Chicken breasts with tarragon and crème fraîche sauce

Chicken breasts with tarragon and crème fraîche sauce

Leiths How to Cook
Peter Cassidy


Quantity Ingredient
4 chicken supremes, (breast with wing bone attached)
15g unsalted butter
250ml Chicken and veal stock
1/2 lemon
tarragon sprigs
4 tablespoons creme fraiche
freshly ground black pepper


  1. Season the chicken lightly with salt and pepper. Melt the butter in a frying pan that has a tight-fitting lid, then place the chicken supremes skin side down in the pan and brown over a low to medium heat.
  2. Once the fat is rendered and the skin browned, pour off the fat, turn the chicken skin side up and pour in the stock. Cover and cook over a low heat until the chicken is cooked through; this will take about 10 minutes depending on how well browned the breasts were in the first place.
  3. Meanwhile, heat the oven to 120ºC. Juice the ½ lemon. Roughly chop enough tarragon leaves to give you ½ tablespoon.
  4. Check the chicken is cooked by removing the pieces to a white plate and cutting down to the bone on the non-skin side; the juices should run clear. Transfer to the low oven to keep warm.
  5. Strain the sauce and return it to the wiped out pan. Taste, then reduce the sauce to concentrate the flavour if it seems weak. Add the crème fraîche and simmer to a light coating consistency (it should just cover the back of a wooden spoon). Add a generous pinch of the tarragon and season to taste with lemon juice, salt and pepper.
  6. Carve the chicken breasts into 2 or 3 slices, place on serving plates and pour the tarragon sauce over and around the chicken. Garnish with a few tarragon leaves.

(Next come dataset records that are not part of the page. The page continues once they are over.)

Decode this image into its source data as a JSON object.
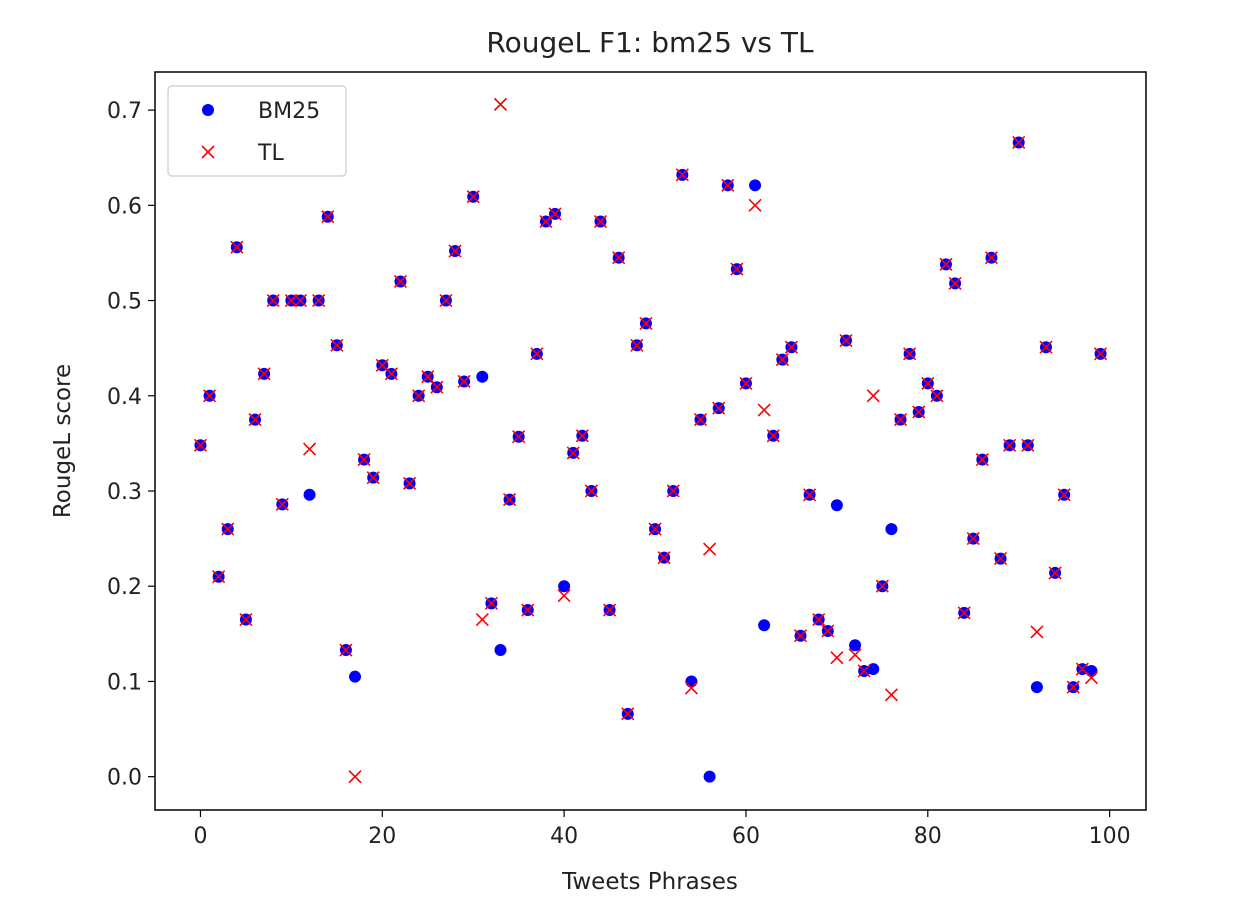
{
  "chart_data": {
    "type": "scatter",
    "title": "RougeL F1:  bm25 vs TL",
    "xlabel": "Tweets Phrases",
    "ylabel": "RougeL score",
    "xlim": [
      -5,
      104
    ],
    "ylim": [
      -0.035,
      0.74
    ],
    "xticks": [
      0,
      20,
      40,
      60,
      80,
      100
    ],
    "yticks": [
      0.0,
      0.1,
      0.2,
      0.3,
      0.4,
      0.5,
      0.6,
      0.7
    ],
    "ytick_labels": [
      "0.0",
      "0.1",
      "0.2",
      "0.3",
      "0.4",
      "0.5",
      "0.6",
      "0.7"
    ],
    "grid": false,
    "legend_position": "top-left",
    "series": [
      {
        "name": "BM25",
        "marker": "circle",
        "color": "#0000ff",
        "x": [
          0,
          1,
          2,
          3,
          4,
          5,
          6,
          7,
          8,
          9,
          10,
          11,
          12,
          13,
          14,
          15,
          16,
          17,
          18,
          19,
          20,
          21,
          22,
          23,
          24,
          25,
          26,
          27,
          28,
          29,
          30,
          31,
          32,
          33,
          34,
          35,
          36,
          37,
          38,
          39,
          40,
          41,
          42,
          43,
          44,
          45,
          46,
          47,
          48,
          49,
          50,
          51,
          52,
          53,
          54,
          55,
          56,
          57,
          58,
          59,
          60,
          61,
          62,
          63,
          64,
          65,
          66,
          67,
          68,
          69,
          70,
          71,
          72,
          73,
          74,
          75,
          76,
          77,
          78,
          79,
          80,
          81,
          82,
          83,
          84,
          85,
          86,
          87,
          88,
          89,
          90,
          91,
          92,
          93,
          94,
          95,
          96,
          97,
          98,
          99
        ],
        "y": [
          0.348,
          0.4,
          0.21,
          0.26,
          0.556,
          0.165,
          0.375,
          0.423,
          0.5,
          0.286,
          0.5,
          0.5,
          0.296,
          0.5,
          0.588,
          0.453,
          0.133,
          0.105,
          0.333,
          0.314,
          0.432,
          0.423,
          0.52,
          0.308,
          0.4,
          0.42,
          0.409,
          0.5,
          0.552,
          0.415,
          0.609,
          0.42,
          0.182,
          0.133,
          0.291,
          0.357,
          0.175,
          0.444,
          0.583,
          0.591,
          0.2,
          0.34,
          0.358,
          0.3,
          0.583,
          0.175,
          0.545,
          0.066,
          0.453,
          0.476,
          0.26,
          0.23,
          0.3,
          0.632,
          0.1,
          0.375,
          0.0,
          0.387,
          0.621,
          0.533,
          0.413,
          0.621,
          0.159,
          0.358,
          0.438,
          0.451,
          0.148,
          0.296,
          0.165,
          0.153,
          0.285,
          0.458,
          0.138,
          0.111,
          0.113,
          0.2,
          0.26,
          0.375,
          0.444,
          0.383,
          0.413,
          0.4,
          0.538,
          0.518,
          0.172,
          0.25,
          0.333,
          0.545,
          0.229,
          0.348,
          0.666,
          0.348,
          0.094,
          0.451,
          0.214,
          0.296,
          0.094,
          0.113,
          0.111,
          0.444
        ]
      },
      {
        "name": "TL",
        "marker": "x",
        "color": "#ff0000",
        "x": [
          0,
          1,
          2,
          3,
          4,
          5,
          6,
          7,
          8,
          9,
          10,
          11,
          12,
          13,
          14,
          15,
          16,
          17,
          18,
          19,
          20,
          21,
          22,
          23,
          24,
          25,
          26,
          27,
          28,
          29,
          30,
          31,
          32,
          33,
          34,
          35,
          36,
          37,
          38,
          39,
          40,
          41,
          42,
          43,
          44,
          45,
          46,
          47,
          48,
          49,
          50,
          51,
          52,
          53,
          54,
          55,
          56,
          57,
          58,
          59,
          60,
          61,
          62,
          63,
          64,
          65,
          66,
          67,
          68,
          69,
          70,
          71,
          72,
          73,
          74,
          75,
          76,
          77,
          78,
          79,
          80,
          81,
          82,
          83,
          84,
          85,
          86,
          87,
          88,
          89,
          90,
          91,
          92,
          93,
          94,
          95,
          96,
          97,
          98,
          99
        ],
        "y": [
          0.348,
          0.4,
          0.21,
          0.26,
          0.556,
          0.165,
          0.375,
          0.423,
          0.5,
          0.286,
          0.5,
          0.5,
          0.344,
          0.5,
          0.588,
          0.453,
          0.133,
          0.0,
          0.333,
          0.314,
          0.432,
          0.423,
          0.52,
          0.308,
          0.4,
          0.42,
          0.409,
          0.5,
          0.552,
          0.415,
          0.609,
          0.165,
          0.182,
          0.706,
          0.291,
          0.357,
          0.175,
          0.444,
          0.583,
          0.591,
          0.19,
          0.34,
          0.358,
          0.3,
          0.583,
          0.175,
          0.545,
          0.066,
          0.453,
          0.476,
          0.26,
          0.23,
          0.3,
          0.632,
          0.093,
          0.375,
          0.239,
          0.387,
          0.621,
          0.533,
          0.413,
          0.6,
          0.385,
          0.358,
          0.438,
          0.451,
          0.148,
          0.296,
          0.165,
          0.153,
          0.125,
          0.458,
          0.128,
          0.111,
          0.4,
          0.2,
          0.086,
          0.375,
          0.444,
          0.383,
          0.413,
          0.4,
          0.538,
          0.518,
          0.172,
          0.25,
          0.333,
          0.545,
          0.229,
          0.348,
          0.666,
          0.348,
          0.152,
          0.451,
          0.214,
          0.296,
          0.094,
          0.113,
          0.104,
          0.444
        ]
      }
    ]
  }
}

  • The stock can be infused with tarragon to add flavour. Bring it to a simmer, remove from the heat, add a sprig of tarragon and leave the stock to infuse as it cools. Don’t be tempted to substitute half-fat crème fraîche in the sauce – it will curdle as the sauce reduces.


  • Chicken breasts with thyme and mustard sauce: Substitute the tarragon with 1 teaspoon thyme and add ½–1 teaspoon wholegrain mustard with the thyme. Omit the lemon juice.

    Chicken breasts with vermouth and leek sauce: Once the chicken has been transferred to the low oven in step 4, stir-fry 1 finely chopped leek in 1 tablespoon melted butter in the wiped out pan, until soft. Add 75 ml dry vermouth and cook until nearly evaporated, then proceed as for the main recipe, replacing the tarragon with 1 teaspoon chopped thyme and omitting the lemon juice.

    Chicken breasts with Madeira sauce: Omit the crème fraîche and tarragon. Pour off the excess fat from the pan after browning the chicken breasts. Deglaze the pan with 100 ml Madeira, reduce by two-thirds to about 2 tablespoons, then add 250 ml brown chicken and veal stock. Once the chicken is cooked, reduce the sauce until lightly syrupy. Taste and add a little double cream or lemon juice depending on taste.

    Chicken breasts with Poire William sauce: Omit the tarragon and lemon juice. Add 75 ml Poire William (pear liqueur) to the browned chicken in step 2 after pouring off the fat and allow to bubble before adding the stock. Proceed as for the main recipe and serve with caramelised slices of pear.